Until now, anyone wishing to trace the ownership of one of Mary Cassatt’s paintings or to learn where a certain work has been exhibited would consult Adelyn Dohme Breeskin's pioneering catalogue raisonné, which is now long out of print and hard to find. The new online Mary Cassatt Catalogue Raisonné of the Paintings, Pastels, and Watercolors is offered free of charge online. It builds significantly upon its predecessor: works have been eliminated; many more new ones have been included; errors have been corrected; four decades of additional research has been added. In this revised edition every effort has been made to ensure that the images are new and of the highest quality and that the provenances are as accurate and reliable as possible.

The new online Mary Cassatt Catalogue Raisonné multiplies the possibilities of viewing the work, displaying results in six essentially different arrays: a catalogue, a chronology of stylistic development, ownership histories, exhibitions, literary references, and through original essays commissioned especially for this venture. This online catalogue is a valuable resource filling the needs of the scholarly and commercial communities, providing dynamic access to high quality data.

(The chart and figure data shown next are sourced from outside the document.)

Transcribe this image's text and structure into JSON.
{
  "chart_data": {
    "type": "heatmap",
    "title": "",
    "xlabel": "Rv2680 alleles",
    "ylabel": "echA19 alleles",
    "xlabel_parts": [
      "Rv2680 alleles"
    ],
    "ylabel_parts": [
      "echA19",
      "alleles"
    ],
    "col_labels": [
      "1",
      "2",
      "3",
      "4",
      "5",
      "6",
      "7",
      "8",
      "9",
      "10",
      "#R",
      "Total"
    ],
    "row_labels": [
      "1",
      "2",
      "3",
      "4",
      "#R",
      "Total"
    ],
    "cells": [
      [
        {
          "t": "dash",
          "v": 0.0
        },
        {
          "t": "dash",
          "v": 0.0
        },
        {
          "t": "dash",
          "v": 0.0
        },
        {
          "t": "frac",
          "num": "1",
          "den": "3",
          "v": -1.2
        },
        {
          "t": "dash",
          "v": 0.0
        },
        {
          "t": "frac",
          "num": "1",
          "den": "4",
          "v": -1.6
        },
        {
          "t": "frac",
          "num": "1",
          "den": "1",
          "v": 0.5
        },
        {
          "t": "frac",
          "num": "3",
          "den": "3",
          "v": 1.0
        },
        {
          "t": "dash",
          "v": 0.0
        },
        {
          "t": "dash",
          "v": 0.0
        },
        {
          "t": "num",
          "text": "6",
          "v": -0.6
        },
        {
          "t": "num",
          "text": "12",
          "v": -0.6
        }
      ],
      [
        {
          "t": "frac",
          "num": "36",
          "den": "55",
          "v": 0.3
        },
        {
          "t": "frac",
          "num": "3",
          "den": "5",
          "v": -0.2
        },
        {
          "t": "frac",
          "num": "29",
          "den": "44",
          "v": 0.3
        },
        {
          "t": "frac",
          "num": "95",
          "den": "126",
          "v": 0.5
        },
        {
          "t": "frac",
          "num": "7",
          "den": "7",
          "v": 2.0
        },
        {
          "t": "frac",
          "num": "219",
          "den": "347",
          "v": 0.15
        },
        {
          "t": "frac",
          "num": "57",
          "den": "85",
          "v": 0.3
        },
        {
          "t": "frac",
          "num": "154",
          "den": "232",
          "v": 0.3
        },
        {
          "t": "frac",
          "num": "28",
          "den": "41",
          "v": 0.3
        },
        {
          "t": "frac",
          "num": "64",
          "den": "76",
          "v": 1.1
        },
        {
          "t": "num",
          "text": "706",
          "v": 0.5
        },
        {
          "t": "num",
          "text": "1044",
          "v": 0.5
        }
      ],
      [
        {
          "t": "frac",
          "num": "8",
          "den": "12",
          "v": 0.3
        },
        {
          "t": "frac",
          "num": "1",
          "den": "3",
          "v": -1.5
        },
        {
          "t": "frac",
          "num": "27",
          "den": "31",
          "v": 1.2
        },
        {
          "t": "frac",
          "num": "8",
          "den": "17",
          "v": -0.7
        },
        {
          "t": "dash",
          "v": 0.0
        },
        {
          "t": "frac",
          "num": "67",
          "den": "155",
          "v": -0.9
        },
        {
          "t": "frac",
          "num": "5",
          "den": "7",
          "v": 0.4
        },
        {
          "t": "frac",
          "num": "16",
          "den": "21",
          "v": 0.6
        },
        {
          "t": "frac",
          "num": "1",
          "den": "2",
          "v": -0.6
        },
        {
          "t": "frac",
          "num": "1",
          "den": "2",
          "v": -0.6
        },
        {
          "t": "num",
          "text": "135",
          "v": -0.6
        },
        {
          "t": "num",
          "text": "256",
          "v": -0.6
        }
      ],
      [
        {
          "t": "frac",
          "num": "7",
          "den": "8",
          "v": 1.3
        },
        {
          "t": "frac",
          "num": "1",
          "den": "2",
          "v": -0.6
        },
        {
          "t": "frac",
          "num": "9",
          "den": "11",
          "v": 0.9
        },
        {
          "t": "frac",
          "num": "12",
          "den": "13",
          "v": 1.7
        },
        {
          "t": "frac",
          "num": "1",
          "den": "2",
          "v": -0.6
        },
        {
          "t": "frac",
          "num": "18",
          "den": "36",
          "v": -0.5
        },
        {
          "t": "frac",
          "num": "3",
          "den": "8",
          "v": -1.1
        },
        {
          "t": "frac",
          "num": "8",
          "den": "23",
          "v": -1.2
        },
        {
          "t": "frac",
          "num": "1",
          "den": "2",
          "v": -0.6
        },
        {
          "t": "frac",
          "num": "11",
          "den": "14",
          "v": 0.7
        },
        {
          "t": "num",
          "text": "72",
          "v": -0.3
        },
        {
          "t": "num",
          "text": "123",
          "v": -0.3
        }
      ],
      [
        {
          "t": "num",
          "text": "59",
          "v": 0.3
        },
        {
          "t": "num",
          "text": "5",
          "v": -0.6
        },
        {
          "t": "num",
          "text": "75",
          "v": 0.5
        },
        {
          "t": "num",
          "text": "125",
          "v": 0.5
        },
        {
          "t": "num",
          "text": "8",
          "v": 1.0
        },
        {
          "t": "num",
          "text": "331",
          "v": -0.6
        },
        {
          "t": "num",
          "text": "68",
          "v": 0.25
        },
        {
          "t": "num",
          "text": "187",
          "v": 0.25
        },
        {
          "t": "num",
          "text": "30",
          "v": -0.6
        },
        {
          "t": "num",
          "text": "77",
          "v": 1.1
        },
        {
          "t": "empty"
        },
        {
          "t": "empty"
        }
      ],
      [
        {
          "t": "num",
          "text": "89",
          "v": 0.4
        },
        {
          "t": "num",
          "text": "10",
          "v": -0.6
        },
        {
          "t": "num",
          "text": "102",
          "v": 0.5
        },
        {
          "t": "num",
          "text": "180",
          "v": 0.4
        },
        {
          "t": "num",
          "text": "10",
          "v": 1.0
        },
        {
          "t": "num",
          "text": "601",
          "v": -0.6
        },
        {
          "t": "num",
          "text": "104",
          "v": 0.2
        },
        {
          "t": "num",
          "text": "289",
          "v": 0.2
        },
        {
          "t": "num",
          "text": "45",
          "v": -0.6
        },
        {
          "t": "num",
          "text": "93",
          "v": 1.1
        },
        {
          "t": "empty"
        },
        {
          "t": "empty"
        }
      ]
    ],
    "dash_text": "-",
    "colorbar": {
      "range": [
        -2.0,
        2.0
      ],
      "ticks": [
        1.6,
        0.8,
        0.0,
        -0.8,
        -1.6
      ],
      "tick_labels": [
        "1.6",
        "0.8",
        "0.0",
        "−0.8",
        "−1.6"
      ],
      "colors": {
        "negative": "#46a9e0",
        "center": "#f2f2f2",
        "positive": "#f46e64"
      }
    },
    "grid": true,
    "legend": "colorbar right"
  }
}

We are pleased to announce that this
site is scheduled to be launched early next year

above: Breakfast in Bed (oil on canvas) was painted by Mary Cassatt in 1897. Cassatt ranks among the greatest artists of the late nineteenth and early twentieth centuries. That she achieved this status, rare in any case, is even more astonishing because she was a woman and an American in a field dominated almost completely by European men. Beloved for images depicting the modern woman of her age in public and private moments, often in the company of children, Cassatt created a body of work that continues to appeal to a wide range of viewers. Her pictures, most of them made in France, can now be found in the collections of individuals and institutions from Wichita to Moscow. They have been shown in hundreds of exhibitions and illustrated in more than a thousand books and periodicals for more than a century.

With more breadth and depth than just about anything on the Internet, the Mary Cassatt Catalogue Raisonné is a striking example of quality information design.